The Story
Why it exists.
The beginning
Paul Kiler launched Red Leather in 2012. The concept was simple in theory, strange in execution: pair leather with rhubarb. Not leather and its expected companions, but rhubarb with its tart, acidic, green character. It was a deliberate collision of opposites. Kiler's Real Perfumery philosophy meant using full materials to get that collision right. Both notes were present in their complete forms, the leather's warmth and the rhubarb's brightness creating an unexpected dialogue. The point was never to please everyone. On the wearer's skin, leather establishes itself first with deep, resonant warmth that carries an animalic undertone. Rhubarb enters with bright acidity, a sharp tartness that cuts across the leather's density.
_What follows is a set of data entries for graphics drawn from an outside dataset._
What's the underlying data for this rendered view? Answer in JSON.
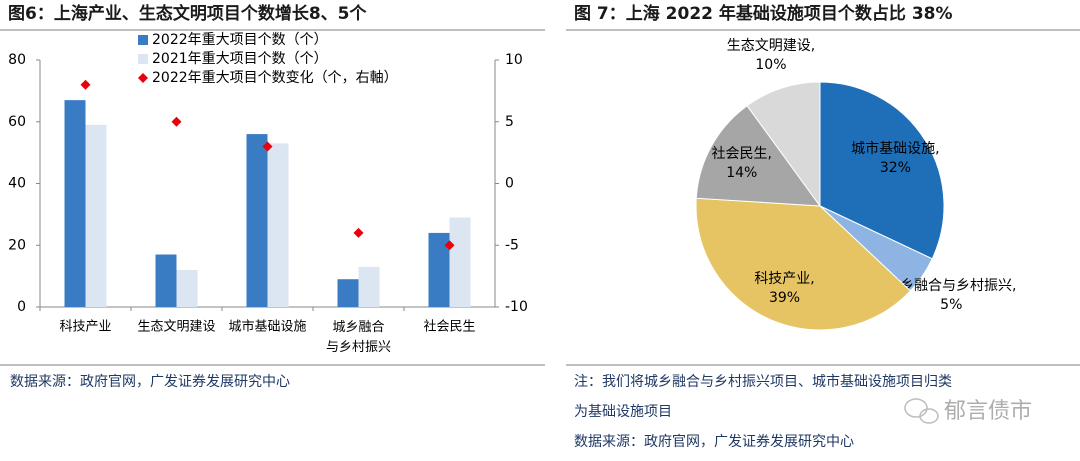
{
  "chart_data": [
    {
      "type": "bar",
      "title": "图6：上海产业、生态文明项目个数增长8、5个",
      "categories": [
        "科技产业",
        "生态文明建设",
        "城市基础设施",
        "城乡融合\n与乡村振兴",
        "社会民生"
      ],
      "series": [
        {
          "name": "2022年重大项目个数（个）",
          "type": "bar",
          "color": "#3a7cc4",
          "values": [
            67,
            17,
            56,
            9,
            24
          ]
        },
        {
          "name": "2021年重大项目个数（个）",
          "type": "bar",
          "color": "#dce6f2",
          "values": [
            59,
            12,
            53,
            13,
            29
          ]
        },
        {
          "name": "2022年重大项目个数变化（个，右軸）",
          "type": "scatter",
          "axis": "y2",
          "color": "#e8000b",
          "values": [
            8,
            5,
            3,
            -4,
            -5
          ]
        }
      ],
      "ylim": [
        0,
        80
      ],
      "yticks": [
        0,
        20,
        40,
        60,
        80
      ],
      "y2lim": [
        -10,
        10
      ],
      "y2ticks": [
        -10,
        -5,
        0,
        5,
        10
      ],
      "legend": "top",
      "grid": false,
      "source": "数据来源：政府官网，广发证券发展研究中心"
    },
    {
      "type": "pie",
      "title": "图 7：上海 2022 年基础设施项目个数占比 38%",
      "categories": [
        "城市基础设施,",
        "城乡融合与乡村振兴,",
        "科技产业,",
        "社会民生,",
        "生态文明建设,"
      ],
      "values": [
        32,
        5,
        39,
        14,
        10
      ],
      "value_labels": [
        "32%",
        "5%",
        "39%",
        "14%",
        "10%"
      ],
      "colors": [
        "#1f6eb8",
        "#8db4e2",
        "#e6c463",
        "#a6a6a6",
        "#d9d9d9"
      ],
      "note": [
        "注：我们将城乡融合与乡村振兴项目、城市基础设施项目归类",
        "为基础设施项目"
      ],
      "source": "数据来源：政府官网，广发证券发展研究中心"
    }
  ],
  "watermark": "郁言债市"
}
The leather-rhubarb pairing works because neither note backs down. Leather brings warmth, depth, a hint of the animal. Rhubarb brings brightness, acidity, a green cut that stops the leather from getting heavy. Castoreum and civet layer underneath, adding animalic depth that makes leather smell skin-adjacent rather than furniture-like. The rhubarb doesn't disappear, it softens, becomes almost jammy, but it stays. The composition lives in that tension, warm and acidic at the same time. This dynamic between leather and rhubarb creates a fragrance that holds attention throughout its wear.
The evolution
Red Leather opens hard. Leather dominates immediately, asserting itself with presence and intensity. Rhubarb arrives shortly after, bright and tart, cutting through the leather's weight. The combination can be striking. Those who stay with it enter the heart, where the leather softens into something gentler. The rhubarb relaxes into something slightly jammy, the green edge settling into the composition. Over the next several hours, leather takes over, warm, dry, slightly smoky. Castoreum and civet provide depth, musk adds body. Cedar and patchouli anchor everything. The rhubarb never fully disappears, lingering in the background. By the final hours, the drydown is warm leather, softened by time and skin chemistry, with a faint suede trace. The leather note itself carries substantial character from the opening, its initial intensity gradually tempering as the fragrance settles.
Cultural impact
PK Perfumes occupies a specific corner of the independent fragrance world: bold artistic statements. Red Leather fits that positioning precisely, it's not trying to be polite. The fragrance has earned strong loyalty from wearers who appreciate leather fragrances that commit fully to the idea. Community ratings show longevity and strong projection, with wearers describing it as a distinctive leather option in the category. The leather-rhubarb pairing has been called unusual, challenging, and occasionally polarizing, but rarely boring. The fragrance attracts wearers who seek something beyond conventional leather scent profiles.